MUMBAI—India’s central bank unexpectedly left interest rates on hold Wednesday despite a slowdown in the economy, signaling concern over rises in global commodity prices, and risks stemming from uncertainty over U.S. economic policy.
The Reserve Bank of India’s monetary policy committee headed by Governor Urjit Patel, kept the repurchase rate at 6.25%—the lowest level since September 2010. But a wide majority of the economists polled by The Wall Street Journal had forecast a cut based on difficult domestic conditions.
Asia’s third-largest economy is still reeling from an impromptu government decision to scrap most of the currency in November, which made the economy grind to a standstill and sapped demand, leading to a dip in inflation.
But the six-member committee overlooked domestic indicators to focus on global gauges that suggest prices will be on an upward swing in coming months. Gov. Patel rattled off the reasons of the bank’s decision not to cut: political tension is boosting oil prices, base metal prices are up, and so is the global food index.
Mr. Patel added to the list “the continuing uncertainty […] on a full rollout of U.S. macro policies, especially on the fiscal side, where we still await clarity,” referring to the measure-heavy first weeks of the Trump administration.

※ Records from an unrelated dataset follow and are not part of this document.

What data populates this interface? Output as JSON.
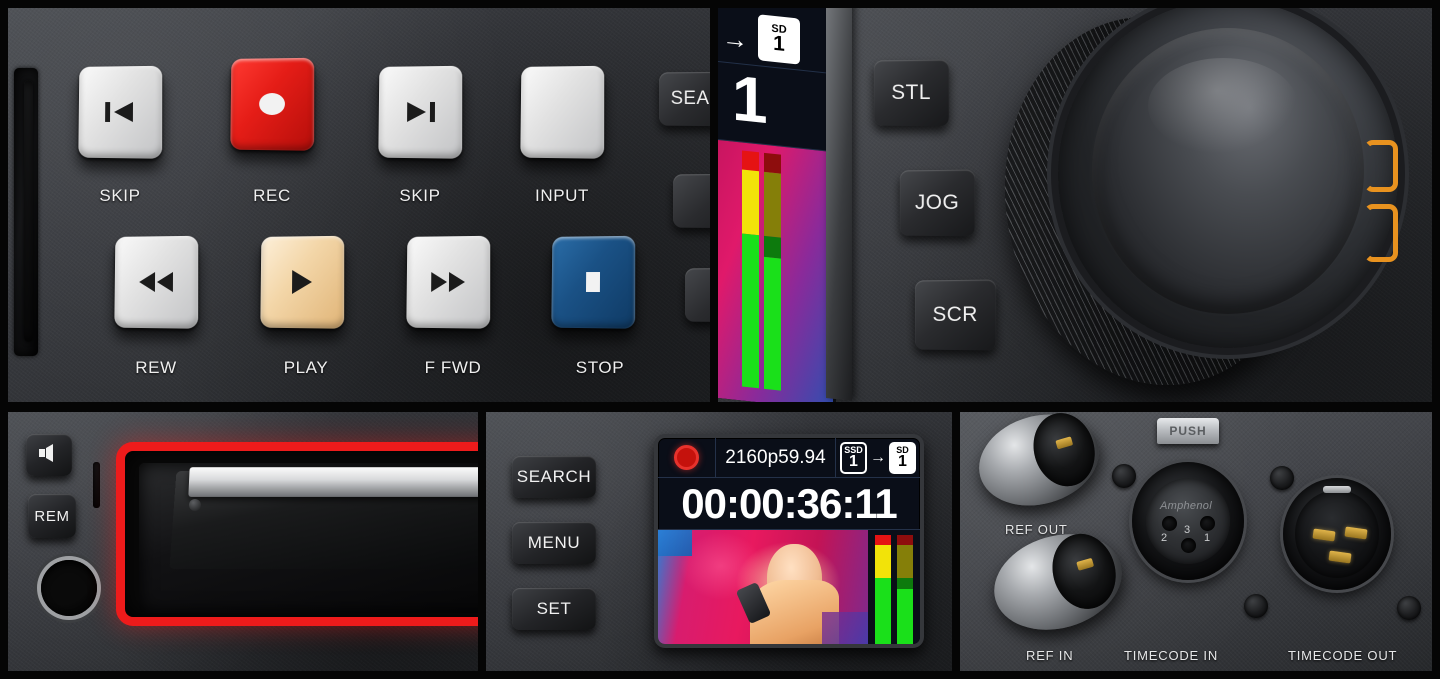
{
  "device": {
    "brand_context": "broadcast deck control panel",
    "panels": [
      "transport-controls",
      "lcd-jog-wheel",
      "media-slot",
      "status-display",
      "rear-connectors"
    ]
  },
  "transport": {
    "row1": [
      {
        "label": "SKIP",
        "icon": "skip-back-icon",
        "color": "#e2e2e2",
        "style": "wht"
      },
      {
        "label": "REC",
        "icon": "record-dot-icon",
        "color": "#e51d17",
        "style": "red"
      },
      {
        "label": "SKIP",
        "icon": "skip-forward-icon",
        "color": "#e2e2e2",
        "style": "wht"
      },
      {
        "label": "INPUT",
        "icon": "blank-icon",
        "color": "#e2e2e2",
        "style": "wht"
      }
    ],
    "row2": [
      {
        "label": "REW",
        "icon": "rewind-icon",
        "color": "#e2e2e2",
        "style": "wht"
      },
      {
        "label": "PLAY",
        "icon": "play-icon",
        "color": "#f3d6a8",
        "style": "cream"
      },
      {
        "label": "F FWD",
        "icon": "fast-forward-icon",
        "color": "#e2e2e2",
        "style": "wht"
      },
      {
        "label": "STOP",
        "icon": "stop-square-icon",
        "color": "#1a5185",
        "style": "blue"
      }
    ],
    "side_keys": [
      {
        "label": "SEARCH",
        "truncated": "SEA"
      },
      {
        "label": ""
      },
      {
        "label": ""
      }
    ]
  },
  "jog_panel": {
    "buttons": [
      {
        "label": "STL"
      },
      {
        "label": "JOG"
      },
      {
        "label": "SCR"
      }
    ],
    "jog_wheel_name": "jog-shuttle-wheel",
    "lcd": {
      "arrow": "→",
      "dest_badge": {
        "top": "SD",
        "bottom": "1"
      },
      "timecode_digit": "1",
      "meters": [
        {
          "name": "audio-ch1",
          "red": 8,
          "yellow": 27,
          "green": 65,
          "dim": false
        },
        {
          "name": "audio-ch2",
          "red": 8,
          "yellow": 27,
          "green": 65,
          "dim": true
        }
      ]
    }
  },
  "media_panel": {
    "buttons": [
      {
        "label": "",
        "icon": "speaker-icon"
      },
      {
        "label": "REM",
        "icon": null
      }
    ],
    "headphone_jack": "headphone-jack",
    "slot_led_color": "#ee1b1b",
    "slot_name": "ssd-media-slot"
  },
  "status_panel": {
    "buttons": [
      {
        "label": "SEARCH"
      },
      {
        "label": "MENU"
      },
      {
        "label": "SET"
      }
    ],
    "lcd": {
      "rec_indicator": "record-dot-icon",
      "format": "2160p59.94",
      "source_badge": {
        "top": "SSD",
        "bottom": "1"
      },
      "arrow": "→",
      "dest_badge": {
        "top": "SD",
        "bottom": "1"
      },
      "timecode": "00:00:36:11",
      "meters": [
        {
          "name": "audio-ch1",
          "red": 9,
          "yellow": 30,
          "green": 61,
          "dim": false
        },
        {
          "name": "audio-ch2",
          "red": 9,
          "yellow": 30,
          "green": 61,
          "dim": true
        }
      ]
    }
  },
  "connector_panel": {
    "labels": {
      "ref_out": "REF OUT",
      "ref_in": "REF IN",
      "timecode_in": "TIMECODE IN",
      "timecode_out": "TIMECODE OUT"
    },
    "push_tab": "PUSH",
    "xlr_brand": "Amphenol",
    "xlr_pins": [
      "2",
      "3",
      "1"
    ]
  }
}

The surprise RBI decision is yet another sign that a global lull in inflation that has lasted for almost a decade is coming to an end. The U.S. Federal Reserve is expected to accelerate the pace of its rate increases, as unemployment recedes. Eurozone inflation in January neared the European Central Bank’s target of below, but close to, 2% after undershooting it for years. Japan’s economy has recently emerged from deflation.
India’s benchmark consumer inflation rate fell to 3.41% in December from a year earlier—its lowest level in two years and well below a 5% target set by the RBI for March 2017.
“The RBI’s decision […] signals the end of the loosening cycle” in India, said Shilan Sha, a Singapore-based economist with Capital Economics.
The RBI on Wednesday also changed its stance to neutral, after switching to accommodative in December 2014, where it had remained since.
Budget discipline had been cited by analysts as a factor likely to encourage a further easing of policy. India’s government unveiled a federal budget last week that aims to reduce the fiscal deficit to 3.2% of gross domestic product in the year starting April 1 from 3.5% this fiscal year.
Wednesday’s move surprised economists, who had been watching Indian inflation slow in recent months as domestic demand slumped in the last quarter and stable weather helped keep food prices down.
But even as inflation—a longstanding problem afflicting India, where prices were rising quickly for some time until 2014—seems to have been brought under control, the country’s consumers and businesses may not be able to benefit.
“The window to cut rates is narrowing,” said Madhavi Arora, a Mumbai-based economist at Kotak. “If it didn’t do it now it’s unlikely they’ll do it later.”